En mémoire de Jean Starobinski (1920-2019)
(source APEF)
Comment rendre hommage en quelques lignes à Jean Starobinski qui vient à peine de disparaître (1920-2019) et qui déjà nous manque? Sans doute un des plus grands lecteurs critique et essayiste littéraire du XXe siècle, Jean Starobinski a bénéficié d’une double formation conjointe, médicale (dont la psychiatrie) et littéraire à Genève où il a résidé la majeure partie de sa vie. Il sera influencé par des auteurs, parmi d’autres, comme Léo Spitzer (dont il préfacera une édition des Etudes de style) et par l’historien de la médecine O. Temkin de l’Université John Hopkins de Baltimore, dont l’essai non traduit en français « The double face of Janus » (JHUP, 1978), nous semble fondateur d’une histoire médicale non pas hagiographique comme il se devait généralement, mais des idées en médecine, inséparables des contextes culturels qui les rendent possibles.
C’est ainsi que Jean Starobinski portera toujours attention dans ses lectures autant à la cause des phénomènes médico-scientifiques (regard objectif) qu’à leur forme (un regard vivant qui établit une relation sensible avec le monde). Le regard nous rappelle Starobinski dans l’un de ses premiers essais critiques, L’oeil vivant (1961) c’est, avant de désigner la vision, plutôt l’attente, le souci, la garde. « Regarder, est un mouvement qui vise à re-prendre sous garde… ».

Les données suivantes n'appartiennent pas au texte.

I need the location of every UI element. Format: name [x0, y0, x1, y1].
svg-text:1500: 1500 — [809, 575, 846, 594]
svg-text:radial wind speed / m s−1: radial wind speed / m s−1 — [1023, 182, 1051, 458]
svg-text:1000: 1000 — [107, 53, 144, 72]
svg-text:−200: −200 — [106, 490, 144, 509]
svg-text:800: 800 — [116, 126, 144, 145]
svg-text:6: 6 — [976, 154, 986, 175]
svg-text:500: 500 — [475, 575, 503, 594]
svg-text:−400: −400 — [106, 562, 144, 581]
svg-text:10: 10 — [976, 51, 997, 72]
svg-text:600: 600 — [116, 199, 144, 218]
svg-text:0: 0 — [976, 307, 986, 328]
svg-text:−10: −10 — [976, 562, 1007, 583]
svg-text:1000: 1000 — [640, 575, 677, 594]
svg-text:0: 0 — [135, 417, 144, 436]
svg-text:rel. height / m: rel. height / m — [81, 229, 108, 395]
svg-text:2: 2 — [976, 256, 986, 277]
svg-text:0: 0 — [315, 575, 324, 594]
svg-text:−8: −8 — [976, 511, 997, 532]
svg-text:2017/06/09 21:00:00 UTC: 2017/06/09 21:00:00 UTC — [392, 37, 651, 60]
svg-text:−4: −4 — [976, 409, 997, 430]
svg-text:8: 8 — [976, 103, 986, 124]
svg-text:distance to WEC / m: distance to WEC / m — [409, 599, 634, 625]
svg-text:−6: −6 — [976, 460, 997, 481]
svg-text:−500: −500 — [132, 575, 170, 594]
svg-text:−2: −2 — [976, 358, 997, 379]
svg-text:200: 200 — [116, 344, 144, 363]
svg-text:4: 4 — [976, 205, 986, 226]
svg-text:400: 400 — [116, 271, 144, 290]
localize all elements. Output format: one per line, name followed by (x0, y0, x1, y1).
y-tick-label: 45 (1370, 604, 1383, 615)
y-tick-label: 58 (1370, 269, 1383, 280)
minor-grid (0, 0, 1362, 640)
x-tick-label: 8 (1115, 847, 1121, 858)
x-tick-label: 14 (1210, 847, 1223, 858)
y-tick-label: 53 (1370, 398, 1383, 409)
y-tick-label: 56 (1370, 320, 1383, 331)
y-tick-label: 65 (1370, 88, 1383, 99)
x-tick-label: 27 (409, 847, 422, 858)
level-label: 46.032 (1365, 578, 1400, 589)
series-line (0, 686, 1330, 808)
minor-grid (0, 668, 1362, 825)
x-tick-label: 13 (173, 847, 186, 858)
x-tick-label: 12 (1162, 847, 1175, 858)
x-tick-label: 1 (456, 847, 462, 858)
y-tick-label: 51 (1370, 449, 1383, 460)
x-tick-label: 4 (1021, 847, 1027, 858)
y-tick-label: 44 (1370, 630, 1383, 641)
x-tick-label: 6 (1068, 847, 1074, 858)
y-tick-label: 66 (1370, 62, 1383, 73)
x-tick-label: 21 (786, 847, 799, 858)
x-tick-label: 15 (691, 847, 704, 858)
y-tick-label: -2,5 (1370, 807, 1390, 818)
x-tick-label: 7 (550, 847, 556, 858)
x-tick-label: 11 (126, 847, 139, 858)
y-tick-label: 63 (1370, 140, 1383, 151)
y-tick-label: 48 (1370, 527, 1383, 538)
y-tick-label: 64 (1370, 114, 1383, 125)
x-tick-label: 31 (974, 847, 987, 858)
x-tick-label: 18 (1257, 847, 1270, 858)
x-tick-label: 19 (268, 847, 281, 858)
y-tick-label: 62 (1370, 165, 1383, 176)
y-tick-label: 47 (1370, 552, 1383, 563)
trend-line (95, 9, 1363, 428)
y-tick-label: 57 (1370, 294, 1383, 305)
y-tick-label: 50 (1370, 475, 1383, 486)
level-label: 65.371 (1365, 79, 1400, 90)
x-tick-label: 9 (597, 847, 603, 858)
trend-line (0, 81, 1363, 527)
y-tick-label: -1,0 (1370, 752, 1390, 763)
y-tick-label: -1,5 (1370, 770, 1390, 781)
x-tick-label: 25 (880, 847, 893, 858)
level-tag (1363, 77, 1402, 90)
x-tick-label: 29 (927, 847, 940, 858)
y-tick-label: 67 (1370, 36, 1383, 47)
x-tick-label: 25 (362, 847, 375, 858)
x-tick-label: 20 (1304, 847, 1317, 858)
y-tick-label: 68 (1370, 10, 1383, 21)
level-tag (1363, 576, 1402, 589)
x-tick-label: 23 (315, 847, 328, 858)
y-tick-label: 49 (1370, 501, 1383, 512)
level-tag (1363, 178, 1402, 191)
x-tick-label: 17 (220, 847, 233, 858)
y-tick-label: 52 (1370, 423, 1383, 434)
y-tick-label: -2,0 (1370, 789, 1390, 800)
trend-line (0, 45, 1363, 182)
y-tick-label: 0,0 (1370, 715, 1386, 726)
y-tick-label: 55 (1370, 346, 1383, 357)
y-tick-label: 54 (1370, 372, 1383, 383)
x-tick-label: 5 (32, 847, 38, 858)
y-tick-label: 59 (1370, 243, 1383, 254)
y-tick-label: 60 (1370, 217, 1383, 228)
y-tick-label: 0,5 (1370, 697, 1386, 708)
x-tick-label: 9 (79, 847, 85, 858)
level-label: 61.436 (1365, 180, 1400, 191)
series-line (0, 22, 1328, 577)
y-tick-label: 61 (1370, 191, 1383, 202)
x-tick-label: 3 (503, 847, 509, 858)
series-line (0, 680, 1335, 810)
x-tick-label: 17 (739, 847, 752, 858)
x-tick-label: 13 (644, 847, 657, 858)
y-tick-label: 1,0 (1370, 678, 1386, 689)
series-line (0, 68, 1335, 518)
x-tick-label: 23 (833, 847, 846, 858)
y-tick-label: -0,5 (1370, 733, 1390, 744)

Et tout au long de ses études conjointes (il écrit un premier essai sur Montesquieu, en étudiant la médecine) il a posé sur ses malades ce double regard à la fois distancié nécessaire à la clinique, et sensible répondant à un devoir de garde, de souci de qui lui était confié. On ne s’étonnera pas qu’ainsi Starobinski ait pu accepter d’être défini comme un humaniste genevois mais à la condition de préciser ce qu’il fallait entendre sous le terme d’humaniste. Dans un discours prononcé en son honneur à Genève en 2010 (ed. Zoé, 2011) Starobinski a tenu à préciser que l’humaniste n’est pas cet érudit de « bonne compagnie », qui ne cesse de faire valoir son vernis culturel par « un exemple du passé ou une étymologie » mais plus sérieusement c’est celui qui tient une position éthique. Qu’elle est-elle, se demande Starobinski ?
Tout particulièrement dans le domaine des « humanités médicales » c’est de réfléchir au fait que si les sciences et les techniques ont acquis d’immenses pouvoirs elles ne nous disent rien (elles n’ont rien à prendre sous garde qu’elles-mêmes) de la règle morale à respecter pour les acquérir ni de celle pour les appliquer. En somme faisant allusion aux expérimentations médicales d’hier et encore d’aujourd’hui sur les « corps vils » Starobinski ne cessera de rappeler qu’en médecine l’homme doit être une fin pas un moyen. Dans la mesure où la littérature de fiction traite d’innombrables exemples d’expériences subjectives dont la lecture nous fait faire l’épreuve, elle est, nous le savons, cet indispensable outil à la formation non pas d’un diplômé, mais ce qui est bien plus, d’un devenir médecin.